Liberté d’expression du salarié : l’utilisation d’un ton ironique et narquois dans le but manifeste de mettre l’employeur en difficulté, ne caractérise pas nécessairement un outrepassement des limites.

Christine MARTIN
Christine MARTIN - Avocat associée

SOURCE : Arrêt de la Chambre Sociale de la Cour de Cassation du 24 novembre 2021 n°20-18.143 (F-D)

 

Un salarié a été embauché le 21 janvier 2008 dans le cadre d’un contrat à durée indéterminé en qualité de Responsable espace santé, la relation de travail étant soumise à la Convention Collective Nationale des Entreprises de Courtage d’Assurances.

 

Le 12 janvier 2011, le salarié a présenté sa démission en se plaignant du montant de sa rémunération.

 

Son employeur n’ayant pas cherché à le retenir en lui faisant une proposition d’augmentation, il s’est rétracté de cette démission, rétractation qui a été acceptée par l’employeur.

 

Toutefois, à partir de ce moment, les relations entre l’employeur et le salarié vont se dégrader si bien que le salarié va être l’objet d’un premier avertissement le 8 novembre 2013, l’employeur lui reprochant dans le cadre d’un entretien de recadrage, un comportement inapproprié à l’égard de deux de ses collègues.

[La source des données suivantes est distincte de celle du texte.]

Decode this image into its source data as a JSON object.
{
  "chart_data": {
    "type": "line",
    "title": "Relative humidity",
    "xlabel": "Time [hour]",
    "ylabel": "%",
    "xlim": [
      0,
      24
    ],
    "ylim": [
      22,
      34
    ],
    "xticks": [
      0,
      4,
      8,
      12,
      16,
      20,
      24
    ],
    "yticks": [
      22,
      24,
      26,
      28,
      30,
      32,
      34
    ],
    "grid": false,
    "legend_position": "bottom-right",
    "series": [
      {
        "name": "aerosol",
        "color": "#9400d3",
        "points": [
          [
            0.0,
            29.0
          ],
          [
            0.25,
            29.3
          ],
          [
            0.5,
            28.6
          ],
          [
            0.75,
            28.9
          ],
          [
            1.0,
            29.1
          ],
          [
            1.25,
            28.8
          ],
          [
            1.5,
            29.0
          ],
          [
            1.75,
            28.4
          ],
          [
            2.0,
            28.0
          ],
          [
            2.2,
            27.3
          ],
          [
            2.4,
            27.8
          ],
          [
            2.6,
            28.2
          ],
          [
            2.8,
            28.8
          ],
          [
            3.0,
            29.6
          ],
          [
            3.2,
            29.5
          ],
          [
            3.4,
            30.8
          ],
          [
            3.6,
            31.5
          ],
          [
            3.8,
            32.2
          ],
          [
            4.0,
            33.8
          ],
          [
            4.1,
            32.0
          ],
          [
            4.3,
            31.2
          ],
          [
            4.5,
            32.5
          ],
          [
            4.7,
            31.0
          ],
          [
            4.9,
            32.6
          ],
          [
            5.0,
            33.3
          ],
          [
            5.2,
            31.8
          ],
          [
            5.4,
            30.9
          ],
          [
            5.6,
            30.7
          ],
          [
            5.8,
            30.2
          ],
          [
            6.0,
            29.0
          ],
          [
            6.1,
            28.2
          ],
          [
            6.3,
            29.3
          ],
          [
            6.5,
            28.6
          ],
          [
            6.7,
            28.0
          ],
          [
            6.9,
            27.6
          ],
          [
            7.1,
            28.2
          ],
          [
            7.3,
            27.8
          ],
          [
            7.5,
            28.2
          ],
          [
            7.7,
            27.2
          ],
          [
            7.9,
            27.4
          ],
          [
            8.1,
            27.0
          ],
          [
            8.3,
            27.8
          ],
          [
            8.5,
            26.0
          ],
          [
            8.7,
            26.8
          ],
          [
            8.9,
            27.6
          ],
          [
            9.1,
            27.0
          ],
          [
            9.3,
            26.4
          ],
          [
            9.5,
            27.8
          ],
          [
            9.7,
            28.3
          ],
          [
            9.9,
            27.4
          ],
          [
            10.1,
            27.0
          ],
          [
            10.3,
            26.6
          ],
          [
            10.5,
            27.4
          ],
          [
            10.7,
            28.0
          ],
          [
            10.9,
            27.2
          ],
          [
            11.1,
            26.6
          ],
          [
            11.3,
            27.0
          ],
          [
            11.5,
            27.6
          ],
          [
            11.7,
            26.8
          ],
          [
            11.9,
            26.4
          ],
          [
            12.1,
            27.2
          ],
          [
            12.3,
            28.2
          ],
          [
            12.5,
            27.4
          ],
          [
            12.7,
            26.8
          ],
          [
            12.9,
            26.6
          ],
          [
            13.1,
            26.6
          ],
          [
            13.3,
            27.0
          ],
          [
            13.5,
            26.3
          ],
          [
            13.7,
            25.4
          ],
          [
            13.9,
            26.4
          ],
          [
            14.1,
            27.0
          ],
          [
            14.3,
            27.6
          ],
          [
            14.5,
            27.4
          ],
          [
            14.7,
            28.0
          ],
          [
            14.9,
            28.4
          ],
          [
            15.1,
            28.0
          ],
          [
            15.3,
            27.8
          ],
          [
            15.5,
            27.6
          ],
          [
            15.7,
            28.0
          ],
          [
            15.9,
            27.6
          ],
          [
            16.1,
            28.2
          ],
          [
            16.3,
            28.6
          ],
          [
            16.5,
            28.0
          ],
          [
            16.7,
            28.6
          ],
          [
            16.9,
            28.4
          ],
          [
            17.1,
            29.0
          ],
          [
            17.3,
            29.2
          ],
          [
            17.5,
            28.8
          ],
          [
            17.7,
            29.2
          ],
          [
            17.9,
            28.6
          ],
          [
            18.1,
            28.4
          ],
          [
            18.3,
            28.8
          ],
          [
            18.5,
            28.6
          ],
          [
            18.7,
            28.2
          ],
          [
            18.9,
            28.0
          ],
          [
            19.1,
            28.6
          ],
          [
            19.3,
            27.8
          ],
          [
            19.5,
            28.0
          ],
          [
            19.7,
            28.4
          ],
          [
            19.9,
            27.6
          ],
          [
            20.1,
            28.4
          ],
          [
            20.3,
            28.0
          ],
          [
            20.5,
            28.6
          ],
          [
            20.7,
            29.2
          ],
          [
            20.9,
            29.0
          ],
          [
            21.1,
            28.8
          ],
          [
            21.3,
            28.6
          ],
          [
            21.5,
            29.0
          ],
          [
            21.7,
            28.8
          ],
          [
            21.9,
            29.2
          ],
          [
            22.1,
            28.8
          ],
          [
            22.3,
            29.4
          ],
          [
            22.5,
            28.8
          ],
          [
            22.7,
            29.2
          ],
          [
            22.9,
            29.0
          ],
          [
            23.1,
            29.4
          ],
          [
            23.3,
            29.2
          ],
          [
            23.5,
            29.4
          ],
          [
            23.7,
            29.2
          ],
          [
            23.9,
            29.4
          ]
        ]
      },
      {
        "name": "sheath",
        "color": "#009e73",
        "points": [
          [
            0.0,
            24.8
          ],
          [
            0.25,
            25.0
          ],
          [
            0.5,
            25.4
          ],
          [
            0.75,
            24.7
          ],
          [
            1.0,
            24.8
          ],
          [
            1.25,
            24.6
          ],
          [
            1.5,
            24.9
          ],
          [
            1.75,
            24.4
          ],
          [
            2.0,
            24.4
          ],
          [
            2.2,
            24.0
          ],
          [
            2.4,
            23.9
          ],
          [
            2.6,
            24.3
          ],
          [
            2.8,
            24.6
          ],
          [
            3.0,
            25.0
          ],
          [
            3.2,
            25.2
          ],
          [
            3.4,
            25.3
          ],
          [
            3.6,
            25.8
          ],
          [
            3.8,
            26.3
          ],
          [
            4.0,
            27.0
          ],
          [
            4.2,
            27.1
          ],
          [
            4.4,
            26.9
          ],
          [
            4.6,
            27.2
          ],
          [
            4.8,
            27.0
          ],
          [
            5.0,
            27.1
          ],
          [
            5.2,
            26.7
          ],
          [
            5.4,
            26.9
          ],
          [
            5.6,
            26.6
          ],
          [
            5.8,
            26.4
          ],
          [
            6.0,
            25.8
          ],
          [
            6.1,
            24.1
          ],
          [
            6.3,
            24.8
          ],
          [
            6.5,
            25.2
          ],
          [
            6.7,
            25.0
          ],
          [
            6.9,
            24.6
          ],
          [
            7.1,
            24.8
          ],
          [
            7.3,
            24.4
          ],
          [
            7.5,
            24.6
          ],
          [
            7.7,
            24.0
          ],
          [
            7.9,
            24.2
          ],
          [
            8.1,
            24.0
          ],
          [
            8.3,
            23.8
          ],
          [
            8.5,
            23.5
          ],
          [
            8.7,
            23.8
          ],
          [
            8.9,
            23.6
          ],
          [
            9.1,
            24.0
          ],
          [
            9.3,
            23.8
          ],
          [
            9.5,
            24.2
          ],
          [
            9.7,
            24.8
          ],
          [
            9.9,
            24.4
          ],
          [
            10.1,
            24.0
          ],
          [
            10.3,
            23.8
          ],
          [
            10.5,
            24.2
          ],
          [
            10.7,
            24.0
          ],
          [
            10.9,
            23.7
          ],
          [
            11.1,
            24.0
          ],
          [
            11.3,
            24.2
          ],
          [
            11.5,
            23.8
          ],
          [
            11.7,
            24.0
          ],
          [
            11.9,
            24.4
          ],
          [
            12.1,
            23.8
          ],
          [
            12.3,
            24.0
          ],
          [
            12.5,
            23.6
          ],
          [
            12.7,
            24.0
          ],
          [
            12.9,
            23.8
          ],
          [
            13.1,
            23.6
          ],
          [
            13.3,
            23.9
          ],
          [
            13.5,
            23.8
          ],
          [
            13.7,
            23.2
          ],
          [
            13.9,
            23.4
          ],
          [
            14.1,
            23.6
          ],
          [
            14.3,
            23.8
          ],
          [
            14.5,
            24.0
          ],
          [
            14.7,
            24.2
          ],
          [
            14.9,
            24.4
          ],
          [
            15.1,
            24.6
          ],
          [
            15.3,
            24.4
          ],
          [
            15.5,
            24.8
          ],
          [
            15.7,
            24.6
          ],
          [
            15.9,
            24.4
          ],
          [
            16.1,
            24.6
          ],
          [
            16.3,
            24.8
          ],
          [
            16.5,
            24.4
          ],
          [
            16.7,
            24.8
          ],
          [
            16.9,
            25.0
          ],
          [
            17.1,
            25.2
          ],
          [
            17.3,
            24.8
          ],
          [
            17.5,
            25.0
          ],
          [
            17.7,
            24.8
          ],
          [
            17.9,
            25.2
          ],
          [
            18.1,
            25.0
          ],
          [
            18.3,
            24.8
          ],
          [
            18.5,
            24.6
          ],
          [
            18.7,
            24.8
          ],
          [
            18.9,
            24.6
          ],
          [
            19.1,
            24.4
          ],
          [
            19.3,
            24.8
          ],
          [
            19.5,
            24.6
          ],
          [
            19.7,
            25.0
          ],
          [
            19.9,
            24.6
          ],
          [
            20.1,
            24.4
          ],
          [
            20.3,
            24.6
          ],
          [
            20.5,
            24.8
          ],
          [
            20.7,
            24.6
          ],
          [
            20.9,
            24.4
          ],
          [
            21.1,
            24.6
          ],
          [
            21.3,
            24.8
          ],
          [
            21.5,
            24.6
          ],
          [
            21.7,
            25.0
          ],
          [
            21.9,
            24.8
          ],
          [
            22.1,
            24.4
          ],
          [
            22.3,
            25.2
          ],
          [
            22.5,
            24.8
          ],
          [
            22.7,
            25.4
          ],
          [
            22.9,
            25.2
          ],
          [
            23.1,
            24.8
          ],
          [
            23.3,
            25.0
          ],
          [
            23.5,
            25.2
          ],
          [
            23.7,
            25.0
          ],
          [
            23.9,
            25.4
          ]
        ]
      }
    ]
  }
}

Puis par un second avertissement le 21 décembre 2014, l’employeur notifie au salarié un nouvel avertissement disciplinaire pour deux mails considérés par l’employeur comme inappropriés.

 

Le salarié sera ensuite licencié pour insuffisance professionnelle le 3 juillet 2015 et il va saisir la juridiction prud’hommale en contestation de l’avertissement notifié le 21 décembre 2014 et contestation de son licenciement, réclamant le paiement de diverses sommes à caractère indemnitaire.

 

En Cour d’Appel, cette affaire arrive par devant la Cour d’Appel de Lyon, laquelle dans un arrêt du 29 mars 2019 va infirmer la décision des premiers juges sur l’annulation de l’avertissement disciplinaire du 21 décembre 2014.

 

La cour d’Appel souligne d’une part que le salarié avait attendu le mois de juin 2015 pour contester cet avertissement, ce qu’il n’aurait pas manqué de faire plus tôt s’il avait été vraiment convaincu d’avoir été victime d’une injustice flagrante par cette sanction.

 

D’autre part, la Cour souligne également que par sa rédaction particulièrement ironique, voire narquoise à l’égard de la Direction de l’entreprise et en particulier de la Direction Générale, le salarié avait manifestement pour but de mettre la Direction Générale en difficulté vis-à-vis des cadres supérieurs de son entreprise qui étaient destinataires en copie, de sorte que contrairement au Conseil de Prud’hommes la Cour d’Appel a estimé que par l’usage de ce ton ironique à l’encontre de sa Direction, le salarié a dans ses deux courriels dépassé clairement les limites de son droit d’expression et de critique au sein de l’entreprise, si bien que la sanction d’un avertissement disciplinaire était en l’occurrence parfaitement justifié.

 

En suite de cette décision, le salarié forme un pourvoi en cassation.

 

A l’appui de son pourvoi, le salarié reproche à l’arrêt d’appel d’avoir rejeté sa demande d’annulation de l’avertissement du 21 décembre 2014, prétendant que la liberté d’expression dont le salarié jouit dans l’entreprise et en dehors de celle-ci, implique que des termes vifs, critiques et ironiques sur la gestion de l’entreprise ne sont pas diffamatoires, injurieux ou excessifs et ne caractérisent donc pas un abus du salarié dans la liberté d’expression.

 

La Chambre Sociale de la Haute Cour va accueillir les prétentions du salarié.

 

Soulignant qu’aux termes de l’article L1121-1 du Code du Travail il résulte que, sauf abus résultant de propos injurieux, diffamatoires ou excessifs le salarié jouit dans l’entreprise et en dehors de celle-ci de sa liberté d’expression à laquelle seules des restrictions justifiées par la nature de la tâche à accomplir et proportionnées au but recherché peuvent être apportées, elle censure l’arrêt d’appel pour avoir refusé d’annuler l’avertissement notifié le 21 décembre 2014 au motif que les courriels adressés par le salarié les 14 et 27 novembre 2014 aux cadres de l’entreprise et à la Direction Générale, avaient manifestement pour but de mettre cette dernière en difficulté et que par l’utilisation d’un ton ironique à l’encontre de sa Direction pour critiquer l’incohérence de la politique menée en matière de véhicules de fonction, il a clairement dépassé les limites de son droit d’expression et de critique au sein de l’entreprise, ceci sans avoir constaté que les courriels constatés litigieux comportaient des termes injurieux, diffamatoires ou excessifs.

 

Par suite, elle casse l’arrêt d’appel sur ce point.